Podiumnews.com / Aktual / Edukasi

BGN Tegaskan Sekolah Tak Boleh Dipaksa Terima MBG

Oleh Nyoman Sukadana • 25 Januari 2026 • 22:49:00 WITA

BGN Tegaskan Sekolah Tak Boleh Dipaksa Terima MBG
Wakil Kepala Badan Gizi Nasional Nanik Sudaryati Deyang saat menghadiri kegiatan koordinasi dan evaluasi Program Makan Bergizi Gratis di Banyuwangi, Jawa Timur, Sabtu (24/1/2026). (Dok/BGN)

BANYUWANGI, PODIUMNEWS.com - Badan Gizi Nasional (BGN) menegaskan bahwa tidak boleh ada pemaksaan terhadap sekolah untuk menerima Program Makan Bergizi Gratis (MBG). Kepala Satuan Pelayanan Pemenuhan Gizi (SPPG) dilarang memaksa sekolah agar siswanya menjadi penerima manfaat program tersebut.

Penegasan itu disampaikan Wakil Kepala BGN Bidang Komunikasi Publik dan Investigasi, Nanik Sudaryati Deyang, saat menghadiri kegiatan Koordinasi dan Evaluasi bersama Forkopimda, Kasatpel, Yayasan, Mitra, Korwil, dan seluruh Kepala SPPG se-Kabupaten Banyuwangi di Kota Banyuwangi, Jawa Timur, Sabtu (24/1/2026).

“Para Kepala SPPG tidak boleh memaksa. Kalau ada sekolah yang tidak mau menerima MBG karena misalnya para siswanya berasal dari keluarga mampu, itu tidak masalah,” kata Nanik.

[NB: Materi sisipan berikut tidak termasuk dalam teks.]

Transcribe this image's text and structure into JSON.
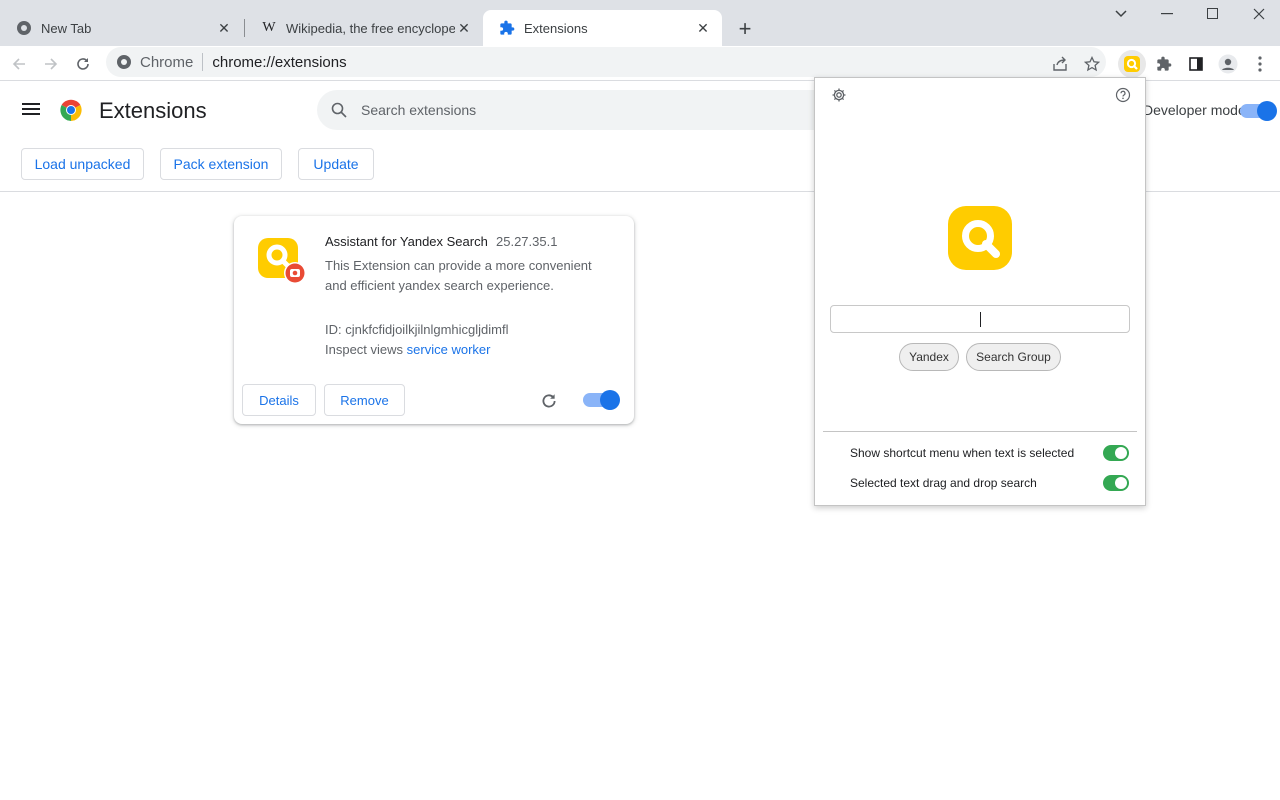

Ia menjelaskan, prinsip dasar pemerintah memang ingin memastikan seluruh anak Indonesia mendapatkan akses gizi yang baik. Namun, penerimaan MBG bersifat sukarela dan tidak boleh disertai pemaksaan, apalagi intimidasi, dari pihak mana pun.

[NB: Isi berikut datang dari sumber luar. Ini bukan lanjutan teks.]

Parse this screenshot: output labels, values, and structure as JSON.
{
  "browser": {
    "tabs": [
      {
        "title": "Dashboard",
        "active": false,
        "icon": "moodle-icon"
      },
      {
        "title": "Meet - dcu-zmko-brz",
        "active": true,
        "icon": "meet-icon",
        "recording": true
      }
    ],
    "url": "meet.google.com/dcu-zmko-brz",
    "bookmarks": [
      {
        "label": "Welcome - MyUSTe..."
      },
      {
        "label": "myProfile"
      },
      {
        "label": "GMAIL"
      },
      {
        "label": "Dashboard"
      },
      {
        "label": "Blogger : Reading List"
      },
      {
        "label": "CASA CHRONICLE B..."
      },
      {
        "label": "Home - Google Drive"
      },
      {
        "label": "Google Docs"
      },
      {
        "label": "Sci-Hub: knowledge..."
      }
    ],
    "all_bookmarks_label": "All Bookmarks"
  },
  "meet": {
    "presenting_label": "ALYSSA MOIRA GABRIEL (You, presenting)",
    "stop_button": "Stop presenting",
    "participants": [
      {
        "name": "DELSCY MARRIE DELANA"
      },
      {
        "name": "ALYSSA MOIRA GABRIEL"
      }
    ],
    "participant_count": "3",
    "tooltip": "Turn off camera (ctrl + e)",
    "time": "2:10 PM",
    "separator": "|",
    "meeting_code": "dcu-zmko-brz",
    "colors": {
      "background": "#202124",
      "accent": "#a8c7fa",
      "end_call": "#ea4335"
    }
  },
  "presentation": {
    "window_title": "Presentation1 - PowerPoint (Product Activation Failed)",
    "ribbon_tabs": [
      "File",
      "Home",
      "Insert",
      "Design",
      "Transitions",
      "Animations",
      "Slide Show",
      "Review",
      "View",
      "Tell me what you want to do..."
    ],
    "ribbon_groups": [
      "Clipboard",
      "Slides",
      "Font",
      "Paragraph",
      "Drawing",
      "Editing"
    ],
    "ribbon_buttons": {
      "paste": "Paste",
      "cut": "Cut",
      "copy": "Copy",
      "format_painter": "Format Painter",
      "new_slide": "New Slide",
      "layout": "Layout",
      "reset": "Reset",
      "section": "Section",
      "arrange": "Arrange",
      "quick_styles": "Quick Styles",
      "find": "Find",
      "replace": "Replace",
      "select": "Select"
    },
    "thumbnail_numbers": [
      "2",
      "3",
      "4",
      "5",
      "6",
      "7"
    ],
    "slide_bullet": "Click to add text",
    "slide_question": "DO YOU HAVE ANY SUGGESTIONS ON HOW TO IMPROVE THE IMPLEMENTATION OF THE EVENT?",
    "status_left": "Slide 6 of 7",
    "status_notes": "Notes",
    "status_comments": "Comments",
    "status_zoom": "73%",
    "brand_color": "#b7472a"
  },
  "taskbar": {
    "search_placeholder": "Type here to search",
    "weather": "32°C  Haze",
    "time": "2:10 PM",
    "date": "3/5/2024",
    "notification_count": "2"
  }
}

Penegasan tersebut disampaikan menyusul adanya laporan dari salah satu Kepala SPPG di Banyuwangi yang mengeluhkan kesulitan memperluas jumlah penerima manfaat MBG. Beberapa sekolah dengan kategori elit dan jumlah siswa besar dilaporkan menolak program tersebut, meskipun telah dilakukan pendekatan dengan berbagai pihak.

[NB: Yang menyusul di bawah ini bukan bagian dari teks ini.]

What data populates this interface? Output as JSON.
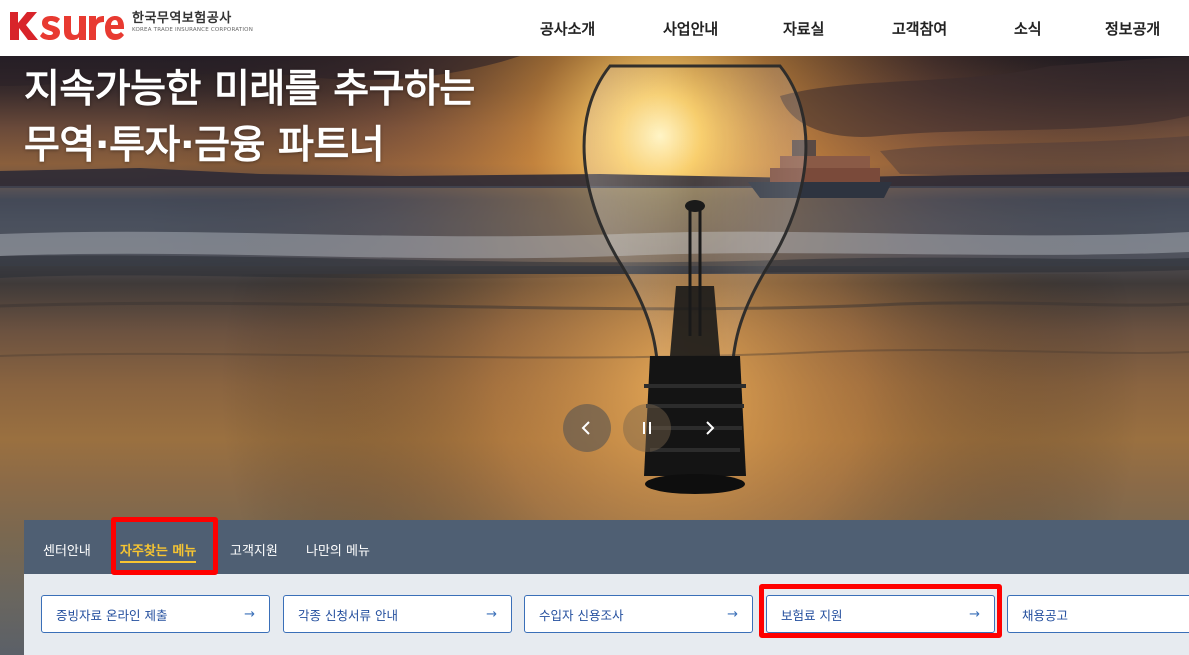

“Tidak boleh ada anggapan bahwa sekolah yang tidak menerima MBG berarti tidak mendukung program pemerintah. Itu keliru,” tegas Nanik.

Menurutnya, apabila sekolah-sekolah tertentu telah mampu memenuhi kebutuhan gizi siswanya secara mandiri dan memilih tidak menerima MBG, maka hal tersebut harus dihormati. BGN memastikan tidak ada unsur pemaksaan dalam pelaksanaan program.

Sebagai solusi, Nanik mendorong para Kepala SPPG untuk lebih aktif mencari penerima manfaat MBG yang benar-benar membutuhkan. Sasaran tersebut antara lain pesantren kecil, anak-anak putus sekolah, anak jalanan usia sekolah, ibu hamil, ibu menyusui, serta balita.

“Masih banyak kelompok yang belum tersentuh MBG dan justru sangat membutuhkan. Di sanalah program ini harus hadir,” ujar Ketua Harian Tim Koordinasi Pelaksana Program MBG yang melibatkan 17 kementerian dan lembaga tersebut.